Disparition spontanée (50%) ou complication à type de rupture, d'hémorragie, de compression des organes de voisinnage (voies biliaires, duodénum, vaisseaux, etc.)
Sinon possible insuffisance pancréatique exocrine (troubles de la digestion) et/ou endocrine (diabète), surtout si PA sévère.
Infection des oulées de nécrose pancréatique
Délai : dans les 2 à 4 semaines.
Mécanisme : translocation bactérienne digestive.
Signes évocateurs : fièvre, majoration du SRIS et des marqueurs inflammatoires biologiques (CRP), bulles d'air au sein des coulées de nécrose au scanner (inconstant).

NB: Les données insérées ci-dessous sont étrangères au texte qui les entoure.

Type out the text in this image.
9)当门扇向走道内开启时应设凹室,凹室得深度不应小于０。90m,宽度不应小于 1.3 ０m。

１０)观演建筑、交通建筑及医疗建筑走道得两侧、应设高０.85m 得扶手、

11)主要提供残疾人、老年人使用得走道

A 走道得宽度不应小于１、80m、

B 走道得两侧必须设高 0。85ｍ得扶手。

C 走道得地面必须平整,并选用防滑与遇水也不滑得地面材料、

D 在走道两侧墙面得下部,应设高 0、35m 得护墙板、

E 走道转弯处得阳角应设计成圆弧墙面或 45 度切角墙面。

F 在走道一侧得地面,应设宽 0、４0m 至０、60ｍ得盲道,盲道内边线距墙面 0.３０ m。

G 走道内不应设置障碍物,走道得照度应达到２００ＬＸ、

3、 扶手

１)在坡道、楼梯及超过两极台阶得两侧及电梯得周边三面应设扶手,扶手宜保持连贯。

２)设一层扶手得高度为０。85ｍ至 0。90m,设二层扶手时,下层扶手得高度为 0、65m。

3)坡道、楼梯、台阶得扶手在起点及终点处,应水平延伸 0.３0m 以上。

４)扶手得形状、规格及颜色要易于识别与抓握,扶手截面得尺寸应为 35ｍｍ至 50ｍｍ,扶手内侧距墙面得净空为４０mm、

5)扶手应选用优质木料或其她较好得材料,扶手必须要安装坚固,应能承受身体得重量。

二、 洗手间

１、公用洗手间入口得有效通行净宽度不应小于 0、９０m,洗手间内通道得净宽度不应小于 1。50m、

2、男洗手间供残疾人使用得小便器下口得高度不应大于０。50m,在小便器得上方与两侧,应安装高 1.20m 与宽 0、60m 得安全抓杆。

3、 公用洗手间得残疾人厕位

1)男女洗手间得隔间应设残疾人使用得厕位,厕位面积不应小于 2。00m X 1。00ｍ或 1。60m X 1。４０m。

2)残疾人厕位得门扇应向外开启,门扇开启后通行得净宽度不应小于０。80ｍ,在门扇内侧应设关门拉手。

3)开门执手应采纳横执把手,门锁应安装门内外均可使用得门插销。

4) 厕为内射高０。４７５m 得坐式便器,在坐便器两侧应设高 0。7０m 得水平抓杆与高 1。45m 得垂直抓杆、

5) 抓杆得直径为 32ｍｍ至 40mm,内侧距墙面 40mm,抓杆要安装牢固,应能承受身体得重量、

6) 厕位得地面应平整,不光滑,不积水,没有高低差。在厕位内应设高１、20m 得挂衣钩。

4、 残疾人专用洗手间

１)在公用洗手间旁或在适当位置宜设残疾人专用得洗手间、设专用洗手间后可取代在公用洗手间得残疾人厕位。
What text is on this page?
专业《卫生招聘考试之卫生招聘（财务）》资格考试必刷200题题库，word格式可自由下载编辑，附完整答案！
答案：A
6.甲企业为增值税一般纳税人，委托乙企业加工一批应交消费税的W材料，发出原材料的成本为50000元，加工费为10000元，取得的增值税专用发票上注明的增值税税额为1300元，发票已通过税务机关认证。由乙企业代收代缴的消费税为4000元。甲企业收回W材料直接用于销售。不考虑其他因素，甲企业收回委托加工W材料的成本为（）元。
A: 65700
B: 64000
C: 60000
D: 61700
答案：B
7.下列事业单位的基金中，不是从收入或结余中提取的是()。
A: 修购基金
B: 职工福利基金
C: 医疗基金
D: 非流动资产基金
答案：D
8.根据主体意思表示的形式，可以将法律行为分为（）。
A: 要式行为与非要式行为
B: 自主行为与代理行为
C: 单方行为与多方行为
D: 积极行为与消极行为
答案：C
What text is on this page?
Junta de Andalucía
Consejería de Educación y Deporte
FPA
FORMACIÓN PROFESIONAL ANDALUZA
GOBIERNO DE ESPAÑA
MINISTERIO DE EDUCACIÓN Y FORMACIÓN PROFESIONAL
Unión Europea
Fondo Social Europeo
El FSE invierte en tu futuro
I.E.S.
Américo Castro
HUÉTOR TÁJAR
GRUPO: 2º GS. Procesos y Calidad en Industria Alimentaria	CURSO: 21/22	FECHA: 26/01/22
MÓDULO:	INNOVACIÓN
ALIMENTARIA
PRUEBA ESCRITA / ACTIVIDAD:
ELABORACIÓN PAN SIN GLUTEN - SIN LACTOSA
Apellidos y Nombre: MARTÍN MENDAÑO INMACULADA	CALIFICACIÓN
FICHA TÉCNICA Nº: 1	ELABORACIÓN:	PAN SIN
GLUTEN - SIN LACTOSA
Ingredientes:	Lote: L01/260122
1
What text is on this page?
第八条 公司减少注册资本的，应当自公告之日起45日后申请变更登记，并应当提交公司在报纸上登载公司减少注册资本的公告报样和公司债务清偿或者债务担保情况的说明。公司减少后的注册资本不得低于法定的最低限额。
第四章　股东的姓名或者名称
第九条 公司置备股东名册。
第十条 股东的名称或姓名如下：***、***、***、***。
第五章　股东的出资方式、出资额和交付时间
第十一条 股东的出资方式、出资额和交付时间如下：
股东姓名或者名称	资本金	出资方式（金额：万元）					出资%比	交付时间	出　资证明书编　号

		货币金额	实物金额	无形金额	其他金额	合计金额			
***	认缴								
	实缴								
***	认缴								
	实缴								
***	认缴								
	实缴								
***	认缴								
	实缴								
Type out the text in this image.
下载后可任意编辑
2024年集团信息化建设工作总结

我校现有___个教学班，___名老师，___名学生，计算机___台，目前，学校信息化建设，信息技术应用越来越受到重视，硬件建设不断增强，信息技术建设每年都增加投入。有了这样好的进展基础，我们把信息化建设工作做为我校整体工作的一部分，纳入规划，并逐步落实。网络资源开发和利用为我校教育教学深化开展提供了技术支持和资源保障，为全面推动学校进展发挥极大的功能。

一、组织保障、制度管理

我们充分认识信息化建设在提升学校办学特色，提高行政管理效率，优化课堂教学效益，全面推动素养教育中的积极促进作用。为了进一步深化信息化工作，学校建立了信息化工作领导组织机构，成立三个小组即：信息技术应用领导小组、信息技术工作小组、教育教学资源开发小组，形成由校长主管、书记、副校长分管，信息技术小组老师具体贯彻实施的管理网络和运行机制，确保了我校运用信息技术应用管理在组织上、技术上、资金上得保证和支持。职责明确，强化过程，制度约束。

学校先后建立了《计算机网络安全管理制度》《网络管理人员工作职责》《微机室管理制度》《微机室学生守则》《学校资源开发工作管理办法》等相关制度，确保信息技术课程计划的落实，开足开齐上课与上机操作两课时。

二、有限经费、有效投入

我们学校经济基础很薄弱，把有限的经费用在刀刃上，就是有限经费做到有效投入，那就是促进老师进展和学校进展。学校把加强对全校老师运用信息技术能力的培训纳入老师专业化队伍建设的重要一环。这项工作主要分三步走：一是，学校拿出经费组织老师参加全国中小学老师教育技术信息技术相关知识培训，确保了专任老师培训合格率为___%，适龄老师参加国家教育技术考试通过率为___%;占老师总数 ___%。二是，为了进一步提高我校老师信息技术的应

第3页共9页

Diagnostic différentiel : autres infections
=> prélèvements bactériologiques multisites : ECBU, prélèvements pulmonaires, écouvillons de cathéters, etc.
Prise en charge :
- Ponction-drainage (percutané radioguidé ou endoscopique) : si suspicion de surinfection, à visée de documentation bactériologique et thérapeutique
- Antibiothérapie probabiliste si sepsis/choc septique, puis adaptée aux prélèvements bactériologiques
- Nécrosectomie chirurgicale : en dernier recours, si échec
Complications potentielles :
- Erosion vasculaire entraînant un pseudo-anévrisme : risque de rupture dans le péritoine ou un organe creux
- Thrombose porte ou thrombose mésentérique
Pronostic
Mortalité globale toutes pancréatites aigües confondues : 5%.
Si bénigne : < 1%.
Si sévère : 10%, plus élevée si infection de coulées de nécrose.
Pronostic initiale conditionné par les complications immédiates : état de choc, détresse respiratoire, syndrome de défaillance multiviscérale, etc.